11-29, 13:30–13:50 (Asia/Seoul), Taepyeong Hall
Working with data has many challenges on it’s own and when you add a geospatial factor into makes it even harder. In my belief data never lives in isolation, it always exists in relation to something (sorry NoSQL) and PostgreSQL provides a great starting point as our not just geospatial database but database for everything.
In this talk we’ll talk briefly about long history of postgres and how it’s ecosystem can help you build a database for all your needs. In particular we’ll look at extensions like:
- PostGIS (obviously)
- pg_raster (for handling rasters)
- timescaleDB (for handling time series data)
- uber h3 (h3 indexing for your geospatial data)
- ogr_fdw (OGR FDW allows you to connect to any OGR supported data source.)

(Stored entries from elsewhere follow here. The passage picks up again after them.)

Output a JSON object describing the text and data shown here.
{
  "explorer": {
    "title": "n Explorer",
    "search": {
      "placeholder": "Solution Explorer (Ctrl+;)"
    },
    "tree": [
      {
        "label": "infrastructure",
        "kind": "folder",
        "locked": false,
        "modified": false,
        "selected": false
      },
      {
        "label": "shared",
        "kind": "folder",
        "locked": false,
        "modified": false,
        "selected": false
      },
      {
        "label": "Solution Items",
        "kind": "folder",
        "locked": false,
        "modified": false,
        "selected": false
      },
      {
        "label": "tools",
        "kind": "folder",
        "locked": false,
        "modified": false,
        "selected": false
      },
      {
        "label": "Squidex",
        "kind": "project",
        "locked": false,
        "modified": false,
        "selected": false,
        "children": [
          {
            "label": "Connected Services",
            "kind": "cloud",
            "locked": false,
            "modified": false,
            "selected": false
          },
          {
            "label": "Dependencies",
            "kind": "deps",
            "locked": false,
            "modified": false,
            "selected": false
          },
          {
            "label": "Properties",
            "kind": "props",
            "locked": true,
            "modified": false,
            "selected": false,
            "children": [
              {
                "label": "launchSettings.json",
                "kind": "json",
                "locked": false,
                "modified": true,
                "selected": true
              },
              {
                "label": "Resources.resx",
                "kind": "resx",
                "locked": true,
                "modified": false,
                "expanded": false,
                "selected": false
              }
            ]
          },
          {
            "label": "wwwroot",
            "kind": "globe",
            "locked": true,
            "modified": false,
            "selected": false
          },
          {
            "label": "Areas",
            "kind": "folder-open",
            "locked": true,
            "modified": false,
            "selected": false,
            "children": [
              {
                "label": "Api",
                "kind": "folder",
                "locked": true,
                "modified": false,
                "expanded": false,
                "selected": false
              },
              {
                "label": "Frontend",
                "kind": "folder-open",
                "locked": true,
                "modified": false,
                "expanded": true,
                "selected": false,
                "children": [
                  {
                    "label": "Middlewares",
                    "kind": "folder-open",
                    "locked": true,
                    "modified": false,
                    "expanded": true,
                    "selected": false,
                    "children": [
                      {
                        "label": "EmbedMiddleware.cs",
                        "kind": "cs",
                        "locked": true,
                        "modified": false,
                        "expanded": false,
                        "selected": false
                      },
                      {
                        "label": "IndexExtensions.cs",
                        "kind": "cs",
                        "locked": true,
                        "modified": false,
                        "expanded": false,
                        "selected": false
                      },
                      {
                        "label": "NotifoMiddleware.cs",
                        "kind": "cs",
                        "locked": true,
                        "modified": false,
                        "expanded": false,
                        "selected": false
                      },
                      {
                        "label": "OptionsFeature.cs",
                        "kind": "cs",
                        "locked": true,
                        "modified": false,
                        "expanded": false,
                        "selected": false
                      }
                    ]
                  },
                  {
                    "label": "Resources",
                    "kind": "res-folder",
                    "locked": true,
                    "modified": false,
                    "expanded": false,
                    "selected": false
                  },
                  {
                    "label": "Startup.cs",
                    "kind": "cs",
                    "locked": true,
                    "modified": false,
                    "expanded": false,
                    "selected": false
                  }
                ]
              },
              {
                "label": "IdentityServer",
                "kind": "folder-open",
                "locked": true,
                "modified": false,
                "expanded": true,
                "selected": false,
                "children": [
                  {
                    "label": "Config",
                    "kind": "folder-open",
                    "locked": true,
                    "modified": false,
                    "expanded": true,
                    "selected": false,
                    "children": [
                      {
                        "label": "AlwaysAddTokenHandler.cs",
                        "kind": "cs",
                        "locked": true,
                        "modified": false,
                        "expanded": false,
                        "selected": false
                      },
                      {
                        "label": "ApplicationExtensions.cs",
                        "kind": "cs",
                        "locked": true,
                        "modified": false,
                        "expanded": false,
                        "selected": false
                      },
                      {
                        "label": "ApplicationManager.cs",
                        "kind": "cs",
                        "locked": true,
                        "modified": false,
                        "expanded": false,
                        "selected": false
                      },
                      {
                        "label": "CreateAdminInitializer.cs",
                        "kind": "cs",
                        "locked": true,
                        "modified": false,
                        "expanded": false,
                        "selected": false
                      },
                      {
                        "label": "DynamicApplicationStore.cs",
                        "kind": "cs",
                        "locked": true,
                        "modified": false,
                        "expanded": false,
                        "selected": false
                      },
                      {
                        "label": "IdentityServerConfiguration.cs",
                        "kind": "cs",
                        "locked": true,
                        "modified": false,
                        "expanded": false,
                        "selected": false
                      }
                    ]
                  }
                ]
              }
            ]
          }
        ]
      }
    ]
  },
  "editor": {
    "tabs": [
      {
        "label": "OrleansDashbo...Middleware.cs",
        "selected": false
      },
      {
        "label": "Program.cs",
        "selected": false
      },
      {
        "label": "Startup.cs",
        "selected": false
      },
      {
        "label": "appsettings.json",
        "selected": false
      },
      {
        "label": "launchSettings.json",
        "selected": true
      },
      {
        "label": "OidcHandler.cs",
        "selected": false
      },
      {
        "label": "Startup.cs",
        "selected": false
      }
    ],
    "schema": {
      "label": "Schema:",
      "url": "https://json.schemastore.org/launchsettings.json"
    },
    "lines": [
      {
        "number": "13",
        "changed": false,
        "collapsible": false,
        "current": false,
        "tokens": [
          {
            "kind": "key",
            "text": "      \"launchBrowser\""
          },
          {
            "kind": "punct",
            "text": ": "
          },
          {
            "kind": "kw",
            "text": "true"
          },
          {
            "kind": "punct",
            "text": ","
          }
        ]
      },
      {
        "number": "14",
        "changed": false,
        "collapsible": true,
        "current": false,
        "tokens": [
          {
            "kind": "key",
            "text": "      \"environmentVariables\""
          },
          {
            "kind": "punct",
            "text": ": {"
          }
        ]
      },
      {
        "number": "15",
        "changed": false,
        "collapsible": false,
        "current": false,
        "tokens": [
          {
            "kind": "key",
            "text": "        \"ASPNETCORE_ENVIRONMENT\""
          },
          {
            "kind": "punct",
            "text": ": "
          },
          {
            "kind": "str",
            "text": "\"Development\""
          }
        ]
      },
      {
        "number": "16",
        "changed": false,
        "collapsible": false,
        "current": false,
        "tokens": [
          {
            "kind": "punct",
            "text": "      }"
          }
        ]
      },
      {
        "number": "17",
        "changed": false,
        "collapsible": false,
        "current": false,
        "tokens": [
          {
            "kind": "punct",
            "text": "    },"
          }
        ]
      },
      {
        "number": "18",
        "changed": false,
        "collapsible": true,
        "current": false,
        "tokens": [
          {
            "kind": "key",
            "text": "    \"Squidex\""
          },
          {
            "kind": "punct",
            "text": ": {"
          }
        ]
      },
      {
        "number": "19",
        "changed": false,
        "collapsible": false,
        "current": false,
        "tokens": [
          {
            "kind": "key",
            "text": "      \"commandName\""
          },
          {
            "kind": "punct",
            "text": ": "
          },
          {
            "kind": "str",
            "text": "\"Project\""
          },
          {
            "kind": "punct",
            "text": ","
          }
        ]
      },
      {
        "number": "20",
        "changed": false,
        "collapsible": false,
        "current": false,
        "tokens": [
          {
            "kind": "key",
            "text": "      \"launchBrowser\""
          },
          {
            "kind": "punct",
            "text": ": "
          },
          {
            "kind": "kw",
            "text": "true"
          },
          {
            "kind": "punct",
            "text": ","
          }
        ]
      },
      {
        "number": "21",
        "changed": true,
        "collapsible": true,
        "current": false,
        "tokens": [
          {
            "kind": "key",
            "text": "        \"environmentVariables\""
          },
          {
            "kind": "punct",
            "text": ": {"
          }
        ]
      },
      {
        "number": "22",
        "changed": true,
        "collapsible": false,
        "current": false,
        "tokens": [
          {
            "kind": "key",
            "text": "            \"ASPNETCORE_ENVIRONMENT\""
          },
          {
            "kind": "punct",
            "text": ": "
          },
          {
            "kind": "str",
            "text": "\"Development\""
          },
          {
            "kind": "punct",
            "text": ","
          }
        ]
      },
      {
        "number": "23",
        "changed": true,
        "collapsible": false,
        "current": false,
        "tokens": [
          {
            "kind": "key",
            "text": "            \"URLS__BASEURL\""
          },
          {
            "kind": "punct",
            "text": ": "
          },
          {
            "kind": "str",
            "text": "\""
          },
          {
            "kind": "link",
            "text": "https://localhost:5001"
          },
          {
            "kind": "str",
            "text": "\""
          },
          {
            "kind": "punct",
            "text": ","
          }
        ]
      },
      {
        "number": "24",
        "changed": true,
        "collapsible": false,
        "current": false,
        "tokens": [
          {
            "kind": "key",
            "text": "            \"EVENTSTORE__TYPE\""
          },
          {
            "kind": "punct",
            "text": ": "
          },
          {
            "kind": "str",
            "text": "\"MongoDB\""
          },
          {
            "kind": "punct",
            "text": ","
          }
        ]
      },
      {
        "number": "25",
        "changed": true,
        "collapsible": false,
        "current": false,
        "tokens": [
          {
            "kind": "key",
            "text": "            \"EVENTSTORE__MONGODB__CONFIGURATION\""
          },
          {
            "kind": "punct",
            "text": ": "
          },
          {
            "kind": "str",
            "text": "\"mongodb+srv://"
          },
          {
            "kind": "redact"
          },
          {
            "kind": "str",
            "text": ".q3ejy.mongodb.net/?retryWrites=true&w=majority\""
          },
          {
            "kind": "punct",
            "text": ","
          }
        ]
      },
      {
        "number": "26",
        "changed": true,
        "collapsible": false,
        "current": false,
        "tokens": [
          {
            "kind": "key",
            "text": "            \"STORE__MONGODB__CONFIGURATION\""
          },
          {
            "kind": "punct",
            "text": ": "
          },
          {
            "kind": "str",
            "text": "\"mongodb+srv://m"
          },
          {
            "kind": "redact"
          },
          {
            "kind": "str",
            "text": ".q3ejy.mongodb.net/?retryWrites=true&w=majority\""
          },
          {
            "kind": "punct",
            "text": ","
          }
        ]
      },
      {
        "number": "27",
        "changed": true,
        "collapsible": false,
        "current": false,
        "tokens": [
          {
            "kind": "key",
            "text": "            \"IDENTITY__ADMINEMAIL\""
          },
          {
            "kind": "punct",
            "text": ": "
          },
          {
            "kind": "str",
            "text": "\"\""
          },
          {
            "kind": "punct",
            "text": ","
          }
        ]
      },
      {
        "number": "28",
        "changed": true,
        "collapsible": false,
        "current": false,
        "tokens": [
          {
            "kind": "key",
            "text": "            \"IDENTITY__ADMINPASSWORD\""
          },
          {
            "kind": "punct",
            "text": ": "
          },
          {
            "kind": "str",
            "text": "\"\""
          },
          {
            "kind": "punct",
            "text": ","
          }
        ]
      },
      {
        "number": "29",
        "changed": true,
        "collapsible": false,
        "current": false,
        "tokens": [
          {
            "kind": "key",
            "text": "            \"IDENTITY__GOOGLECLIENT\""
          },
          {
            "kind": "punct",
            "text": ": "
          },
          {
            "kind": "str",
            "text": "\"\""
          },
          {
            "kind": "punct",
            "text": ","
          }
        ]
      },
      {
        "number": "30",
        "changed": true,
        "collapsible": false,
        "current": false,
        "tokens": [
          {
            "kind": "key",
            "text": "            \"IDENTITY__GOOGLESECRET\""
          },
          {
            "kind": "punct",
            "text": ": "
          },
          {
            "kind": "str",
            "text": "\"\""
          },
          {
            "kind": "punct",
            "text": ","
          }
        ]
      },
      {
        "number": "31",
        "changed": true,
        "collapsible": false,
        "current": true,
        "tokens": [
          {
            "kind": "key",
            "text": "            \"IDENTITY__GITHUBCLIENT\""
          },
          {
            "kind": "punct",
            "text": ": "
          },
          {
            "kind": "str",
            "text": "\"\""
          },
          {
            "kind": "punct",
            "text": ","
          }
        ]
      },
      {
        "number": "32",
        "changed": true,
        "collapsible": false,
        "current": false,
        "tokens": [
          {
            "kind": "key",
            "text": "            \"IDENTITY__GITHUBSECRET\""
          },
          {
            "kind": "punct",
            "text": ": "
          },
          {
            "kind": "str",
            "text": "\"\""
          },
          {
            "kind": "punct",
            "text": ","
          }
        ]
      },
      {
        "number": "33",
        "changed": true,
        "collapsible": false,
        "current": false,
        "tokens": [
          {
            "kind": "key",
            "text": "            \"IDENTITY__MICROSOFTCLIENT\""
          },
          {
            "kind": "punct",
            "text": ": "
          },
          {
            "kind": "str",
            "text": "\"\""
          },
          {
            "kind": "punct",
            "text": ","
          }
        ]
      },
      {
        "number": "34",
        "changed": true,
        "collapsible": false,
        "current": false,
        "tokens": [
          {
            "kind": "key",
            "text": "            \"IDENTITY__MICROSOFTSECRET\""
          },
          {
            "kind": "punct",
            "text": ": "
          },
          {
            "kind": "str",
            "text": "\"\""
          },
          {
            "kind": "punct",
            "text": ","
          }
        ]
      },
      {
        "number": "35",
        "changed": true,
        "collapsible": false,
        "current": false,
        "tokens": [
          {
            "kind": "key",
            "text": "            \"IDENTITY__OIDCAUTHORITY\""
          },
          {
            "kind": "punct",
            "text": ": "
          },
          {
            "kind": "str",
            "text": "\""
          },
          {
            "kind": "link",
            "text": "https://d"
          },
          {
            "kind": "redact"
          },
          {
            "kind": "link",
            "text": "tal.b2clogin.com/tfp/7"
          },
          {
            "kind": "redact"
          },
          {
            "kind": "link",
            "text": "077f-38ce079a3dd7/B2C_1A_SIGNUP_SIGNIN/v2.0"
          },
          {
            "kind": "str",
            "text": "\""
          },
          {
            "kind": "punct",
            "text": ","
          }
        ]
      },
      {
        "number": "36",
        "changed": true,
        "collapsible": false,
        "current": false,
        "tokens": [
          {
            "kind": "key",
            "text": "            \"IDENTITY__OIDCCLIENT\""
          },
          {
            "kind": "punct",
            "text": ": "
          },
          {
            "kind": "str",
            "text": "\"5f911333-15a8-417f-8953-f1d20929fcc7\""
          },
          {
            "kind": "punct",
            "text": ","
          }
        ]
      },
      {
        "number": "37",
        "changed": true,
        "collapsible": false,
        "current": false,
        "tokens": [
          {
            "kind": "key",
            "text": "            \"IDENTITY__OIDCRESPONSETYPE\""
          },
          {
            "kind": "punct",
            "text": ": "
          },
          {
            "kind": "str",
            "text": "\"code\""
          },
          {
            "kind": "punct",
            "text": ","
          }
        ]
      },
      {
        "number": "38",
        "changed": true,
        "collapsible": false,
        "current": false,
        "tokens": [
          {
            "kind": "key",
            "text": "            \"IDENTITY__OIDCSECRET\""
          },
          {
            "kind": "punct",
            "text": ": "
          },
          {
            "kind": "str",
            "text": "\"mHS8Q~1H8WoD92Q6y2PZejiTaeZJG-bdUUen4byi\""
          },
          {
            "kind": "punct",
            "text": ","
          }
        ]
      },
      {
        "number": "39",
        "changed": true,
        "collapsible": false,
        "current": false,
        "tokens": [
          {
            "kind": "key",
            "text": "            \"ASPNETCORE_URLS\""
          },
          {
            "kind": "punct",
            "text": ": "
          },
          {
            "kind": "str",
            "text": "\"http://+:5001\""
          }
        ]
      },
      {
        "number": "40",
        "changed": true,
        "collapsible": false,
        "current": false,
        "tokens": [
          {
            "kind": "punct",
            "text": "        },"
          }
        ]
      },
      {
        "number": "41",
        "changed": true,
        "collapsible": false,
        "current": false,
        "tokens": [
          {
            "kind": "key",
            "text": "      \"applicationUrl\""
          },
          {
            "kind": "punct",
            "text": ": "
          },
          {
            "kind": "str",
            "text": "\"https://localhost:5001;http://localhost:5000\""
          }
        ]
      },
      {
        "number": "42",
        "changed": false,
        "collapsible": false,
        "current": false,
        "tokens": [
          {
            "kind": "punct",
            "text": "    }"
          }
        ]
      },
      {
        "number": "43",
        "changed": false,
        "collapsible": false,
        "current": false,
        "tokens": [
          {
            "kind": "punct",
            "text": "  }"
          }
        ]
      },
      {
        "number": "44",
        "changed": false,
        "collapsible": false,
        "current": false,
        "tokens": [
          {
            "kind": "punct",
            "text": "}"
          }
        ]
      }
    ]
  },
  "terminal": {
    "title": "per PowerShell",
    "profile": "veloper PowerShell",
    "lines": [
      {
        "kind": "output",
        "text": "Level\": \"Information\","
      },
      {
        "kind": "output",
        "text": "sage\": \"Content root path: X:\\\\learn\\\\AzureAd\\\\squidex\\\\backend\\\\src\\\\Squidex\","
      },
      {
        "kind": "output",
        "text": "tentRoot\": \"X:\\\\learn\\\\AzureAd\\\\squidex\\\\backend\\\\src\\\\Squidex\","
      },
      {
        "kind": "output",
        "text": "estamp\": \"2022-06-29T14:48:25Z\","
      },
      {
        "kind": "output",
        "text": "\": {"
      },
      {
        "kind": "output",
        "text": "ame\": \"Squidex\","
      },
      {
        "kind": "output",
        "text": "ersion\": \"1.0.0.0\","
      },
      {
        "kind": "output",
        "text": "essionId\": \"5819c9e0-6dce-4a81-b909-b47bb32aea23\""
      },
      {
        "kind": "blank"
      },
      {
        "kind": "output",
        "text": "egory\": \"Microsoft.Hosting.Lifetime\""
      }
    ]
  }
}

- pg_eventserv, pg_cron, pg_ivm and many more will be referenced
Moreover we’ll look at how you can combine some extensions like (postgis[spatial] + timescaleDB[temporal]) to create something that fits your use case.
Now we have designed our database but it’s time to deploy it on the cloud, let’s look at available solutions which includes from self-managed to service based and everything in between.
- Managed services like - AWS RDS. Aurora, CrunchyData, EDB, Timescale
- Deploying your own using Linux Instances
- Deploying on K8s clusters using postgres operators
We’ll use OSM data as our sample datasets plus more as needed.